The reductions to its operational workforce — a group that includes drivers and package handlers — will be achieved largely through attrition and voluntary separation agreements with full-time drivers, Chief Financial Officer Brian ⁠Dykes said Tuesday on a conference call to discuss quarterly financial results. The move comes after UPS said in October that it was eliminating 34,000 operational positions in 2025.

The courier has been closing and consolidating dozens of sorting facilities, offering buyouts to union drivers and cutting back on seasonal workers to trim expenses. It has also been slashing delivery volume for its largest customer, Amazon.com Inc., to cut down on low-margin packages.

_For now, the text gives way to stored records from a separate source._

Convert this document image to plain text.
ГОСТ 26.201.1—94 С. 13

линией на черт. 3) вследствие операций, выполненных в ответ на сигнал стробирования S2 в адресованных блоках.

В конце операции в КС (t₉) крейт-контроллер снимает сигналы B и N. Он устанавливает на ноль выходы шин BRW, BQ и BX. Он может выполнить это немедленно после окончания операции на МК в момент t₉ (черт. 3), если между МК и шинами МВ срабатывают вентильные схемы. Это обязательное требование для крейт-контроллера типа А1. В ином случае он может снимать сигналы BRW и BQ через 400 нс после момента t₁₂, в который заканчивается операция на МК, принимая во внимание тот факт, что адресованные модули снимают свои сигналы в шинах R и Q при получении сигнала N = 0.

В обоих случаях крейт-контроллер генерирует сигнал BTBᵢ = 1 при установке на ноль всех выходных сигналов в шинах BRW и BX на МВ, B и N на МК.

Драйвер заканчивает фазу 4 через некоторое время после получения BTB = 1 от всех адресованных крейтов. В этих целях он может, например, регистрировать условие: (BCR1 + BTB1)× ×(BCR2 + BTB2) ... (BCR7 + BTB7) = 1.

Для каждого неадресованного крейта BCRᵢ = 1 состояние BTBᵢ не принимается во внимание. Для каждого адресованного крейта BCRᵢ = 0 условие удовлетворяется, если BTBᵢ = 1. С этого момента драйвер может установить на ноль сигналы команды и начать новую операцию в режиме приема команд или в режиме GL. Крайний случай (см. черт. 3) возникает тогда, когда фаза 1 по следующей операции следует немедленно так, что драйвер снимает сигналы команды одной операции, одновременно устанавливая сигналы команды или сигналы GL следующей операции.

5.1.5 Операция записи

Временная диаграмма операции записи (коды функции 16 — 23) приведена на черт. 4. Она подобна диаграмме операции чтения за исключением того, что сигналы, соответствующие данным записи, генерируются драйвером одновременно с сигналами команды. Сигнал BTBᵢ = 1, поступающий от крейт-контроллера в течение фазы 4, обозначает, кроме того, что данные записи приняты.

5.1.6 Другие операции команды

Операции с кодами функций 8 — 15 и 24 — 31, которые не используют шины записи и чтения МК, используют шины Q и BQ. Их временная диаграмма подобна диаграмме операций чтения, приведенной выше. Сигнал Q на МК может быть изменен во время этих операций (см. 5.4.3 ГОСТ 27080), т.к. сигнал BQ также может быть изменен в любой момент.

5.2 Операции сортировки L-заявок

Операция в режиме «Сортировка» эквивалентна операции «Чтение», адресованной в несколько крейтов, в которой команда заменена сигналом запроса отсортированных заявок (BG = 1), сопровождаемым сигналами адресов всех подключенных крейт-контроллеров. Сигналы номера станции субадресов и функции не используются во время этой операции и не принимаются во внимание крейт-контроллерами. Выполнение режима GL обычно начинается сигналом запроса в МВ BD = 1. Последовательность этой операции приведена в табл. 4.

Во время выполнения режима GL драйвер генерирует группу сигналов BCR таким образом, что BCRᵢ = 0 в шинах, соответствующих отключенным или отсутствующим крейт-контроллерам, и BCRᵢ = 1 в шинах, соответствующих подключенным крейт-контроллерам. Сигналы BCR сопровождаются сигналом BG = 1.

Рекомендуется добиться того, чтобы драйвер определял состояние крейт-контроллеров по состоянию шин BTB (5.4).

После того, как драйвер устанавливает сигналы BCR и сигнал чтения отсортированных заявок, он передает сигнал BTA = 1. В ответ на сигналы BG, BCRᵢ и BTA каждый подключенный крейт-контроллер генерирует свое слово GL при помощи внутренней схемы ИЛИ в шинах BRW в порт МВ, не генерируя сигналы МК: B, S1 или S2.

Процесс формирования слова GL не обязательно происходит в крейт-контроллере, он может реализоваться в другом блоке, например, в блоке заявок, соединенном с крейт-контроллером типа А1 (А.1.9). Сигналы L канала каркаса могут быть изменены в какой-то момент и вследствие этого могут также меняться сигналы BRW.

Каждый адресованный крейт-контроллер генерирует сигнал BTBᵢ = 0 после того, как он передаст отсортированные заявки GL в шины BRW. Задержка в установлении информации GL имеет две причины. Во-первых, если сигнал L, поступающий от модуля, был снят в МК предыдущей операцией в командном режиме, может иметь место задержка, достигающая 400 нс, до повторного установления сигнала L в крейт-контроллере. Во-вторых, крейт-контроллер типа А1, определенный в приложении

Earnings in the fourth quarter were $2.38 a share, UPS said, topping the $2.21 average of analyst estimates compiled by Bloomberg. Sales of $24.5 billion also beat expectations.

UPS offered an annual sales forecast for the first time in a year, a signal that the Atlanta-based courier is regaining visibility into demand conditions after tumultuous trade policies muddied the picture last year. The company expects revenue of about $89.7 billion in 2026, compared with $87.95 billion anticipated by analysts.

“The results show strong execution with more to come in 2026 and 2027,” Stephanie Moore, an analyst at Jefferies Financial Group Inc., wrote in a note.

UPS shares climbed 2.4% as of 9:55 a.m. Tuesday in New York. The stock tumbled 21% last year, while the S&P 500 Index climbed 16%.

Cost savings

UPS said its cost-cut plan resulted in about $3.5 billion of savings in 2025 compared with the year before, in line with its expectations. The company is grappling with high costs in its hourly workforce, thanks in part to a hefty labor contract it signed several year ago with 330,000 members of the International Brotherhood of Teamsters.

The challenges have been compounded by disruptions to international commerce under President Donald Trump’s trade policies.

UPS also faced operational hurdles last quarter following a November crash of one of its MD-11 jets near UPS’ main hub in Louisville, Kentucky. The Federal Aviation Administration had issued a grounding of all MD-11s pending inspection and fixes.

The company said Tuesday that it retired its MD-11 fleet during the quarter. UPS will replace the lost capacity with 18 Boeing Co. 767 planes, of which 15 are scheduled to be delivered this year.